Qiu Jing
Qiu Jing is a CPU design engineer at Alibaba DAMO Academy, where he has been involved in the design of multiple XuanTie RISC-V processors. He served as the Acting Chair during the inception phase of the RISC-V AME (Attached Matrix Extension) Task Group, and has been actively contributing to the TG's discussions since its establishment. His work focuses on bridging the gap between AI workload requirements and RISC-V ISA design, with particular emphasis on vector/matrix extension architecture and its hardware implementation.
Session
The increasing computational demands of modern AI workloads necessitate a holistic architectural approach to AI acceleration on RISC-V processors. This talk presents the XuanTie Tensor Processing Engine (TPE), a RISC-V-based Attached Matrix Extension (AME) engine designed to address AI acceleration across three dimensions: ISA, microarchitecture, and software ecosystem.
At the ISA level, the TPE adopts the in-progress RISC-V AME specification, featuring dedicated tensor registers and a comprehensive instruction set encompassing matrix multiply-accumulate, element-wise, special function, reduction, and load/store operations with broad data type support including INT4, FP8, FP16, and micro-scaling formats.

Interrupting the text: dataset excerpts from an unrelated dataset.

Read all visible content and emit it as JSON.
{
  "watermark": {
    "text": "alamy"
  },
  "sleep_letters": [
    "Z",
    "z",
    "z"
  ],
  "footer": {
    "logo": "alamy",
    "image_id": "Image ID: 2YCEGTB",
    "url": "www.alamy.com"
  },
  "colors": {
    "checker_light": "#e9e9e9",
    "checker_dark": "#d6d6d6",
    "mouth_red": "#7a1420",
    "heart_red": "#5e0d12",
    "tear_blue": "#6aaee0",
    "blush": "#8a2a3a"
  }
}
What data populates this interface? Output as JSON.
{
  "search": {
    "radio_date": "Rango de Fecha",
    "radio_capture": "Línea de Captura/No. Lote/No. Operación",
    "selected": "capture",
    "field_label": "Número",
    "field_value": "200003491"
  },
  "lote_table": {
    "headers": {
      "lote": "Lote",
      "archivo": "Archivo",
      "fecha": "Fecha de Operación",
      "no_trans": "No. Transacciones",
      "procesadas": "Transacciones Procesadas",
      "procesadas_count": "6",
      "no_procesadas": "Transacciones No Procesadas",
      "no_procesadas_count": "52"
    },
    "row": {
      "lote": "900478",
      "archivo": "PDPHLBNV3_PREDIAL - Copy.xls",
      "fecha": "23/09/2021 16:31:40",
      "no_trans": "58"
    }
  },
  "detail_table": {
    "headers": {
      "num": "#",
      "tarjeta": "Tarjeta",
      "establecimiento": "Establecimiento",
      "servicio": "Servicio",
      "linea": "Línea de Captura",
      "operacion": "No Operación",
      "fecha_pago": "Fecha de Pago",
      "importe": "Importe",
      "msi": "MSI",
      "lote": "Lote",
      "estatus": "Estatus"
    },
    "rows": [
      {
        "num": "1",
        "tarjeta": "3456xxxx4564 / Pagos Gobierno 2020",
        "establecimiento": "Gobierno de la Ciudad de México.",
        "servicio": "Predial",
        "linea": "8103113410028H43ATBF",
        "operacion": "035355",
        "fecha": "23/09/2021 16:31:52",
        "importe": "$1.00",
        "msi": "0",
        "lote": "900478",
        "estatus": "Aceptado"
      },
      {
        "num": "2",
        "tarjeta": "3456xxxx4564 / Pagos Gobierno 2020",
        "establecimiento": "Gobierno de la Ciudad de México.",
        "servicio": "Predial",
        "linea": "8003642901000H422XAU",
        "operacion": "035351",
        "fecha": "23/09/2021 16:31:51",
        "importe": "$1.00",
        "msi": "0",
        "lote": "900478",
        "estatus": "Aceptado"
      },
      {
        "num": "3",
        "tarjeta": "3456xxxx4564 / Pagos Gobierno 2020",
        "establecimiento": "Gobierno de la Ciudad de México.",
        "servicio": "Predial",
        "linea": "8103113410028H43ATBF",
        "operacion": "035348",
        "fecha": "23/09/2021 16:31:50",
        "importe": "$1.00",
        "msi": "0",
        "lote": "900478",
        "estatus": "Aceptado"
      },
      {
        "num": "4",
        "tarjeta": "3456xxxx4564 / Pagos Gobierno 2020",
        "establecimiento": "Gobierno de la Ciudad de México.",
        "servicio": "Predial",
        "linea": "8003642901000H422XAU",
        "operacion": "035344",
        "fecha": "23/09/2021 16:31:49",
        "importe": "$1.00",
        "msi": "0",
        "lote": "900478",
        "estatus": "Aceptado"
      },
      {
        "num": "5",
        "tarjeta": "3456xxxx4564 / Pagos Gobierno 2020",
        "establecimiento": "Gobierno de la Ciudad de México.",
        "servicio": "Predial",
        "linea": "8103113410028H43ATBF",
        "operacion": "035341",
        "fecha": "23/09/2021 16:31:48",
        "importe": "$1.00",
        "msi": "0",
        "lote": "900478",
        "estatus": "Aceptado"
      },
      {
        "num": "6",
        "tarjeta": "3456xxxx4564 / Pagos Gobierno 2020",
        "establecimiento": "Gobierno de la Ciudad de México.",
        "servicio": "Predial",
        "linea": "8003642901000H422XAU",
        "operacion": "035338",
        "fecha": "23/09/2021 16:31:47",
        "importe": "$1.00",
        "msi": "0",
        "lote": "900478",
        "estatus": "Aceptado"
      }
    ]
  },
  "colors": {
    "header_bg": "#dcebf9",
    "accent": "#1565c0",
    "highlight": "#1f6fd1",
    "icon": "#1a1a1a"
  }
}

At the microarchitecture level, the design incorporates a matrix engine achieving 2 TOPS/GHz at INT8/FP8, a concurrent vector engine with hardware-accelerated non-linear functions, and a layered memory subsystem featuring a coherent tensor cache and data prefetch engine.
A full-stack software ecosystem spanning LLVM toolchain to graph execution runtime completes the solution.
Experimental results on the XuanTie C930 cluster demonstrate 99% FP16 GEMM utilization. We discuss key design trade-offs and implications for the evolving RISC-V AME standard.